23 may. 2010

SIMPLEMENTE...OTRA VIDA (IV)


Con el papel de las direcciones en la mano se dirigió a la librería en primera instancia. Allí la recibió Don Miguel, el dueño de la librería, que avisado por la Sra. González la esperaba.

- Hola, - dijo Don Miguel al ver entrar a una muchacha vestida con un traje azul.

- Hola,- contestó Estela mirando las estanterías llenas de libros. Busco a Don Miguel.

- Si, soy yo, - contestó Don Miguel esperando que la muchacha se presentara.

- Soy Estela, me envía la Sra. González, - contestó Estela con un poco de timidez.

- Aaahh si, Estela, la Sra. González me llamó para comentarme que vendrías hoy por aquí. Bienvenida y pasa pequeña que te mostraré la librería y lo que debes hacer,- dijo Don Miguel con rapidez.

- Si, gracias,- dijo Estela.

- Pues bien, el trabajo no es muy arduo. Consiste en atender al público y tener los libros ordenados y limpios en sus secciones, que no haya ninguno fuera de lugar y además pasarles el plumero una vez por día para que siempre tengan ese aspecto limpio de los libros nuevos. Además tendrás ayuda, no estarás sola. Por las mañanas viene mi hijo Javier y abre la librería y yo estoy aquí por las tardes, - dijo Don Miguel. El salario espero que sea de tu agrado y ya lo hablarás mañana con mi hijo si decides aceptar trabajar con nosotros.

- Bien, me parece bien, - dijo Estela entusiasmada.

- Entonces no se hable más chiquilla, te espero mañana a las 8 y media para comenzar, - dijo Don Miguel dándole la mano como para cerrar el trato.

- Aquí estaré, - dijo Estela abriendo la puerta de la librería.

Al salir se cruzó con un hombre de ojos verdes que entraba en la librería. Ella le miró y él le sonrió, lo que hizo que Estela se ruborizara, pero se aferró al papel de las direcciones en la mano y giró en la primera esquina rumbo a la notaría.

El hombre saludó a Don Miguel con mucha efusividad.

- Hola Papá, cómo estás?,- dijo Javier.

- Hola Javier, hoy has llegado más temprano del banco, - dijo Don Miguel dándole un abrazo a su hijo.

- Si, no había mucha gente y el gerente me ha atendido rápidamente. Se avecinan tiempos flacos, según me ha comentado Don Marcial, - dijo Javier quitándose la chaqueta.

- Malos tiempos, entonces, hijo,- dijo Don Miguel, cogiendo su chaqueta y su sombrero.
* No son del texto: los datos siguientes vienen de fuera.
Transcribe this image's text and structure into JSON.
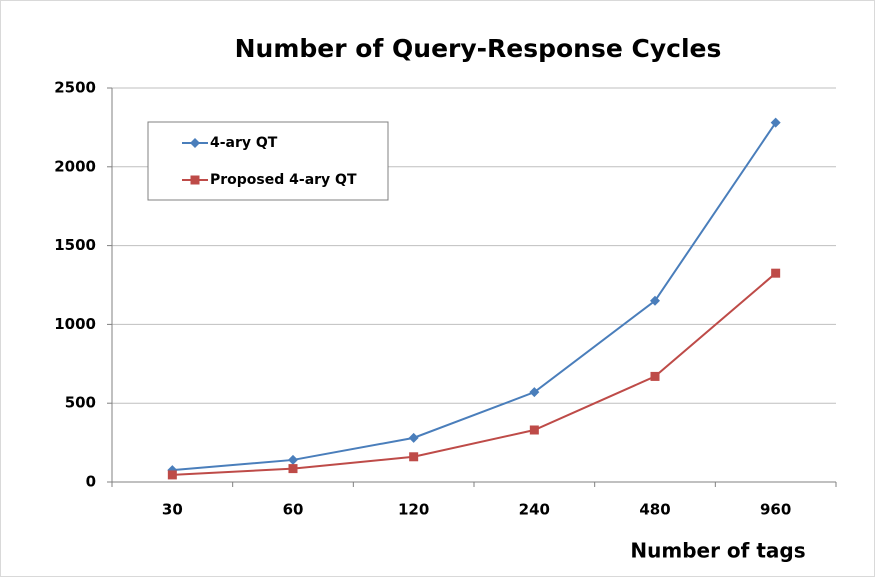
{
  "chart_data": {
    "type": "line",
    "title": "Number of Query-Response Cycles",
    "x_label": "Number of tags",
    "categories": [
      "30",
      "60",
      "120",
      "240",
      "480",
      "960"
    ],
    "series": [
      {
        "name": "4-ary QT",
        "color": "#4a7ebb",
        "marker": "diamond",
        "values": [
          75,
          140,
          280,
          570,
          1150,
          2280
        ]
      },
      {
        "name": "Proposed 4-ary QT",
        "color": "#be4b48",
        "marker": "square",
        "values": [
          45,
          85,
          160,
          330,
          670,
          1325
        ]
      }
    ],
    "ylim": [
      0,
      2500
    ],
    "yticks": [
      0,
      500,
      1000,
      1500,
      2000,
      2500
    ],
    "grid": true,
    "legend": "upper left"
  }
}
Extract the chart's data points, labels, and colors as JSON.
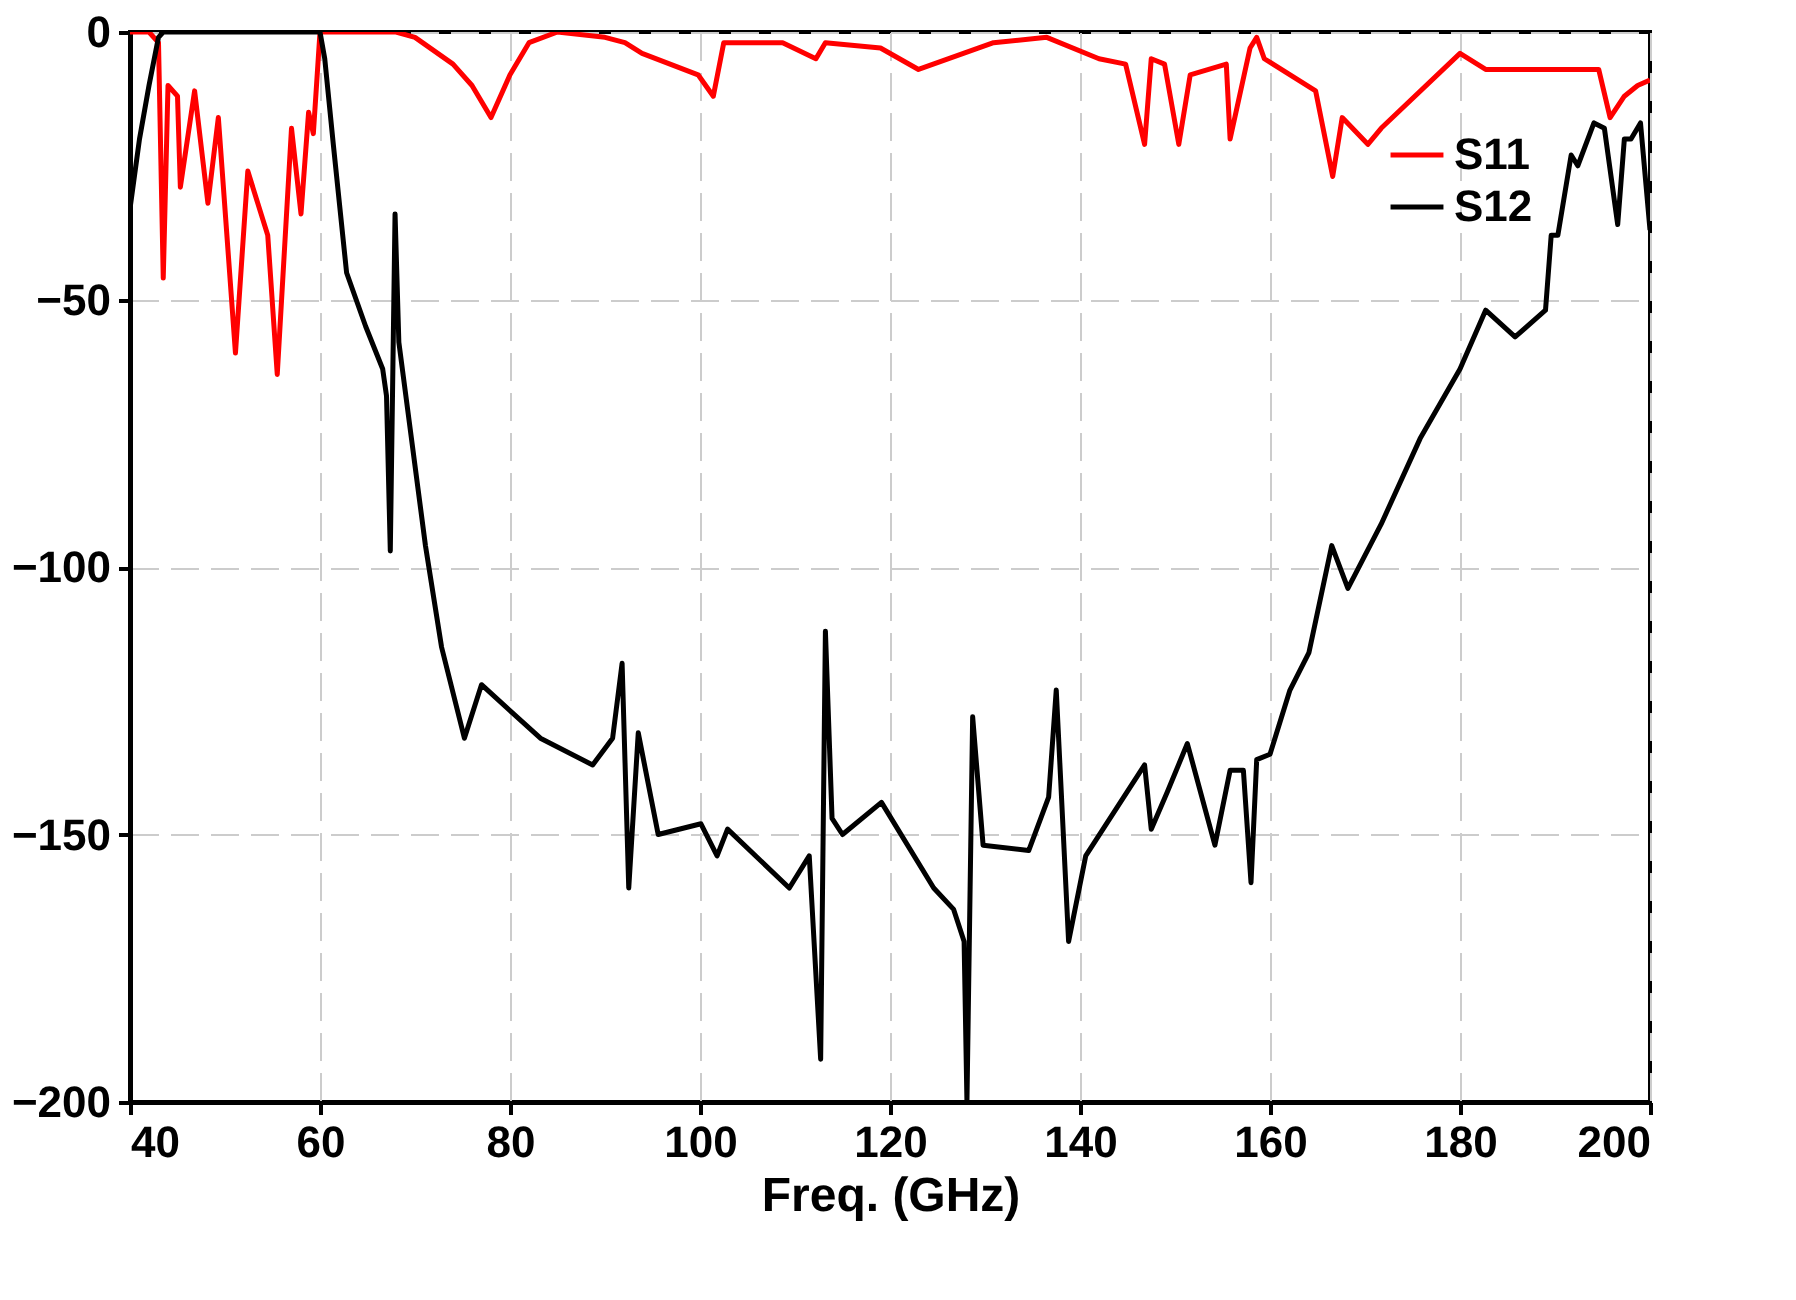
{
  "chart_data": {
    "type": "line",
    "xlabel": "Freq. (GHz)",
    "xlim": [
      40,
      200
    ],
    "ylim": [
      -200,
      0
    ],
    "xticks": [
      40,
      60,
      80,
      100,
      120,
      140,
      160,
      180,
      200
    ],
    "yticks": [
      -200,
      -150,
      -100,
      -50,
      0
    ],
    "grid": true,
    "legend": "top right",
    "marker": "none",
    "line_style": "solid",
    "series": [
      {
        "name": "S11",
        "color": "#ff0000",
        "x": [
          40,
          42,
          43,
          43.5,
          44,
          45,
          45.3,
          46.8,
          48.2,
          49.3,
          51.1,
          52.4,
          54.5,
          55.5,
          57,
          58,
          58.8,
          59.3,
          60,
          68,
          70,
          74,
          76,
          78,
          80,
          82,
          85,
          90,
          92.1,
          93.9,
          99.8,
          101.4,
          102.5,
          108.7,
          112.2,
          113.2,
          119,
          123,
          130.9,
          136.5,
          142,
          144.8,
          146.8,
          147.5,
          148.9,
          150.4,
          151.6,
          155.4,
          155.8,
          157.9,
          158.6,
          159.4,
          164.8,
          166.6,
          167.6,
          170.3,
          171.7,
          180,
          182.7,
          189.6,
          194.6,
          195.8,
          197.3,
          198.7,
          200
        ],
        "values": [
          0,
          0,
          -2,
          -46,
          -10,
          -12,
          -29,
          -11,
          -32,
          -16,
          -60,
          -26,
          -38,
          -64,
          -18,
          -34,
          -15,
          -19,
          0,
          0,
          -1,
          -6,
          -10,
          -16,
          -8,
          -2,
          0,
          -1,
          -2,
          -4,
          -8,
          -12,
          -2,
          -2,
          -5,
          -2,
          -3,
          -7,
          -2,
          -1,
          -5,
          -6,
          -21,
          -5,
          -6,
          -21,
          -8,
          -6,
          -20,
          -3,
          -1,
          -5,
          -11,
          -27,
          -16,
          -21,
          -18,
          -4,
          -7,
          -7,
          -7,
          -16,
          -12,
          -10,
          -9
        ]
      },
      {
        "name": "S12",
        "color": "#000000",
        "x": [
          40,
          41,
          42,
          43,
          43.5,
          60,
          60.5,
          61.4,
          62.8,
          64.8,
          66.6,
          67,
          67.4,
          67.9,
          68.3,
          71.1,
          72.8,
          75.2,
          77,
          83.2,
          88.7,
          90.8,
          91.8,
          92.5,
          93.5,
          95.6,
          100.1,
          101.8,
          102.9,
          109.4,
          111.5,
          112.7,
          113.2,
          113.9,
          115,
          119.1,
          124.6,
          126.7,
          127.8,
          128.1,
          128.7,
          129.8,
          134.6,
          136.7,
          137.5,
          138.8,
          140.6,
          146.8,
          147.5,
          149.2,
          151.3,
          154.2,
          155.8,
          157.2,
          158,
          158.6,
          160,
          162.1,
          164.1,
          166.5,
          168.2,
          171.7,
          175.8,
          180,
          182.7,
          185.8,
          189,
          189.6,
          190.3,
          191.7,
          192.4,
          194.1,
          195.2,
          196.6,
          197.3,
          198,
          199,
          200
        ],
        "values": [
          -33,
          -20,
          -10,
          -1,
          0,
          0,
          -5,
          -21,
          -45,
          -55,
          -63,
          -68,
          -97,
          -34,
          -58,
          -96,
          -115,
          -132,
          -122,
          -132,
          -137,
          -132,
          -118,
          -160,
          -131,
          -150,
          -148,
          -154,
          -149,
          -160,
          -154,
          -192,
          -112,
          -147,
          -150,
          -144,
          -160,
          -164,
          -170,
          -200,
          -128,
          -152,
          -153,
          -143,
          -123,
          -170,
          -154,
          -137,
          -149,
          -142,
          -133,
          -152,
          -138,
          -138,
          -159,
          -136,
          -135,
          -123,
          -116,
          -96,
          -104,
          -92,
          -76,
          -63,
          -52,
          -57,
          -52,
          -38,
          -38,
          -23,
          -25,
          -17,
          -18,
          -36,
          -20,
          -20,
          -17,
          -37
        ]
      }
    ]
  }
}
Pues aquí te quedas Javier, hasta la noche. Por cierto, antes que me lo preguntes, la muchacha con la que te has cruzado al entrar se llama Estela y comenzará a trabajar aquí mañana. Vendrá a las 8 y media para hablar contigo antes de que abras en cuanto a salario y esas cosas hijo.

- Vale papá. ¿Estela has dicho que se llama?. Bonito nombre, y muy guapa además- dijo Javier pensativo recordando a la linda muchacha con la que se había cruzado.

- Si, muy guapa, - aseveró Don Miguel mirando la cara sonriente de su hijo.

Continuará….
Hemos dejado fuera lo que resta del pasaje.